How can the call spread overlay impact the conversion price of a convertible bond?
Investors in the convertible market often like to own what can be called a balanced convertible – one where the premium is not so high that the equity upside is unlikely, while still receiving some coupon. Simply put, the higher the conversion premium, the less valuable the embedded call option and so the resulting coupon is higher.
However, issuers may have a strong positive view on their likely future share price performance. How do we help issuers who have that positive view on their share price, but where we know that there isn’t such a deep market for such high premium instruments? We can do this synthetically, by raising the effective premium through equity derivative options struck behind the scenes between the issuer and the underwriters.

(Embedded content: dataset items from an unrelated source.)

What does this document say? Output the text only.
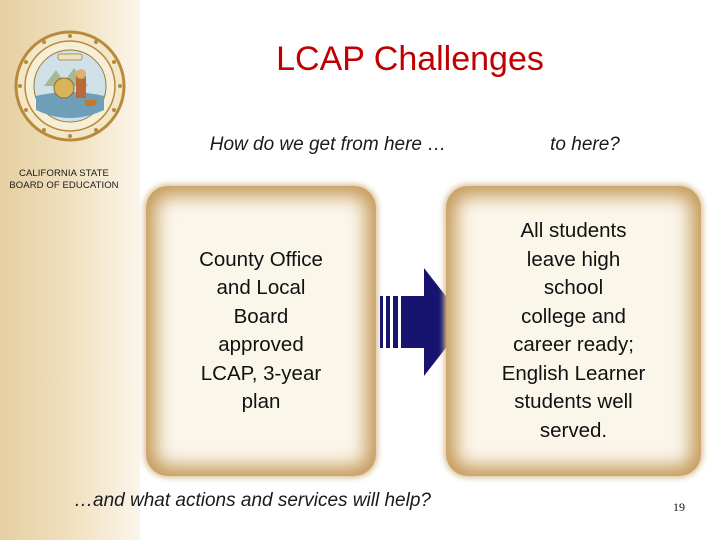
CALIFORNIA STATE
BOARD OF EDUCATION
LCAP Challenges
How do we get from here …	to here?
County Office
and Local
Board
approved
LCAP, 3-year
plan
All students
leave high
school
college and
career ready;
English Learner
students well
served.
…and what actions and services will help?	19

What is net share settled convertibles?
Another feature of convertibles that some issuers wish to vary is the transition at the conversion price from 100% debt to 100% equity. This can create uncertainty around the capital structure, although it can be somewhat mitigated through issuer call options during the life of the instrument. Net share settlement makes the cash-flows underpinning the convertible behave more like debt at maturity. With this structure, the issuer always repays the original principal amount in cash, like a normal bond, and only the value of shares above the conversion price is settled in equity.
How does the investor base of convertible bonds change depending on share price?

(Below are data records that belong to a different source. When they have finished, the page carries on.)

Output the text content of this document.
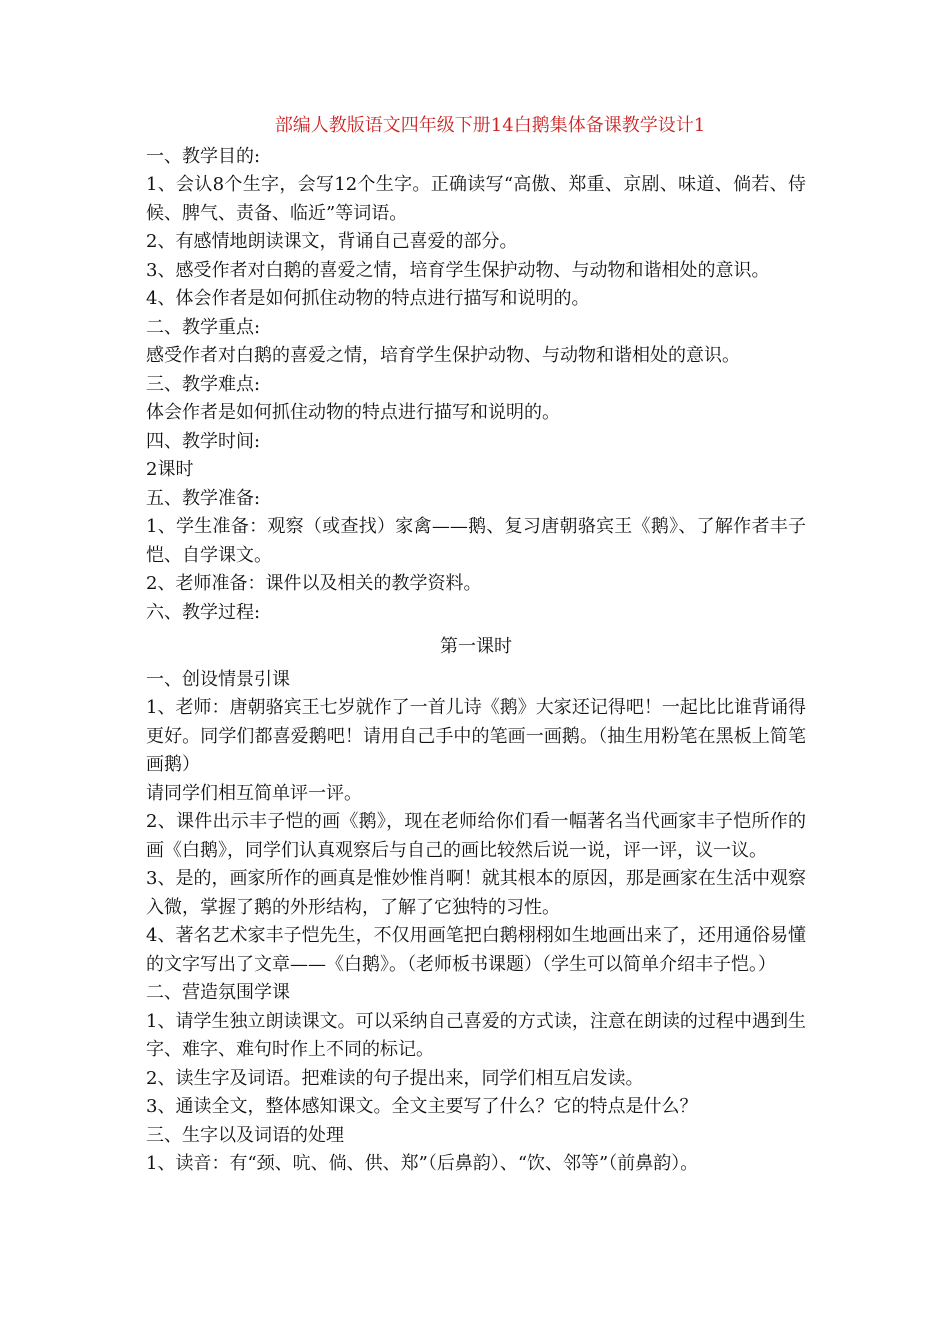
部编人教版语文四年级下册14白鹅集体备课教学设计1
一、教学目的:
1、会认8个生字，会写12个生字。正确读写“高傲、郑重、京剧、味道、倘若、侍候、脾气、责备、临近”等词语。
2、有感情地朗读课文，背诵自己喜爱的部分。
3、感受作者对白鹅的喜爱之情，培育学生保护动物、与动物和谐相处的意识。
4、体会作者是如何抓住动物的特点进行描写和说明的。
二、教学重点:
感受作者对白鹅的喜爱之情，培育学生保护动物、与动物和谐相处的意识。
三、教学难点:
体会作者是如何抓住动物的特点进行描写和说明的。
四、教学时间:
2课时
五、教学准备:
1、学生准备：观察（或查找）家禽——鹅、复习唐朝骆宾王《鹅》、了解作者丰子恺、自学课文。
2、老师准备：课件以及相关的教学资料。
六、教学过程:
第一课时
一、创设情景引课
1、老师：唐朝骆宾王七岁就作了一首儿诗《鹅》大家还记得吧！一起比比谁背诵得更好。同学们都喜爱鹅吧！请用自己手中的笔画一画鹅。（抽生用粉笔在黑板上简笔画鹅）
请同学们相互简单评一评。
2、课件出示丰子恺的画《鹅》，现在老师给你们看一幅著名当代画家丰子恺所作的画《白鹅》，同学们认真观察后与自己的画比较然后说一说，评一评，议一议。
3、是的，画家所作的画真是惟妙惟肖啊！就其根本的原因，那是画家在生活中观察入微，掌握了鹅的外形结构，了解了它独特的习性。
4、著名艺术家丰子恺先生，不仅用画笔把白鹅栩栩如生地画出来了，还用通俗易懂的文字写出了文章——《白鹅》。（老师板书课题）（学生可以简单介绍丰子恺。）
二、营造氛围学课
1、请学生独立朗读课文。可以采纳自己喜爱的方式读，注意在朗读的过程中遇到生字、难字、难句时作上不同的标记。
2、读生字及词语。把难读的句子提出来，同学们相互启发读。
3、通读全文，整体感知课文。全文主要写了什么？它的特点是什么？
三、生字以及词语的处理
1、读音：有“颈、吭、倘、供、郑”（后鼻韵）、“饮、邻等”（前鼻韵）。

Once issued, the profile of the convertible bond is constantly changing depending mostly on share price, but also credit spread, time to maturity, and other factors like changes to dividend policies and stock volatility. If the share price rises, the instrument becomes more like equity. On the downside, if the share price falls well below the conversion price the value of the instrument is determined by the bond floor, and share price movements have little impact.
During the life of a convertible bond, not only does the delta change and the characteristics of the convertible, but potentially also the investor base. For instance, when the share price trades up a lot, then it is attractive to equity income funds rather than the original outright convertible funds. And similarly, if the share price falls, the instrument might be purchased by bond funds. The two largest groups though are hedge funds and convertible outright or long only funds. These two groups can have quite different perspectives on the product.
How do investors calculate the risk/reward payoff in a convertible bond?
One of the key features that outright investors will consider in a bond is the risk/reward payoff. One method to consider is how much the convertible bond pays over the life relative to the underlying equity, also known as the payback time. Looking at the convertible simply as an equity investment, then you are paying a premium over their share price while also receiving a coupon that is above the dividend yield. Payback is the time it takes for the extra coupon, in years, to compensate for the premium.
How do hedged investors manage their risk/return profiles?
Hedge funds can take a very broad approach to investing and customise their risk/return profile to their investment views. They often try and generate returns regardless of share price direction and seek to control risks they feel uncomfortable owning. Hedge funds can follow many different strategies given the hybrid nature of convertibles. Some typical examples include volatility trading, income advantage and fixed income/credit play.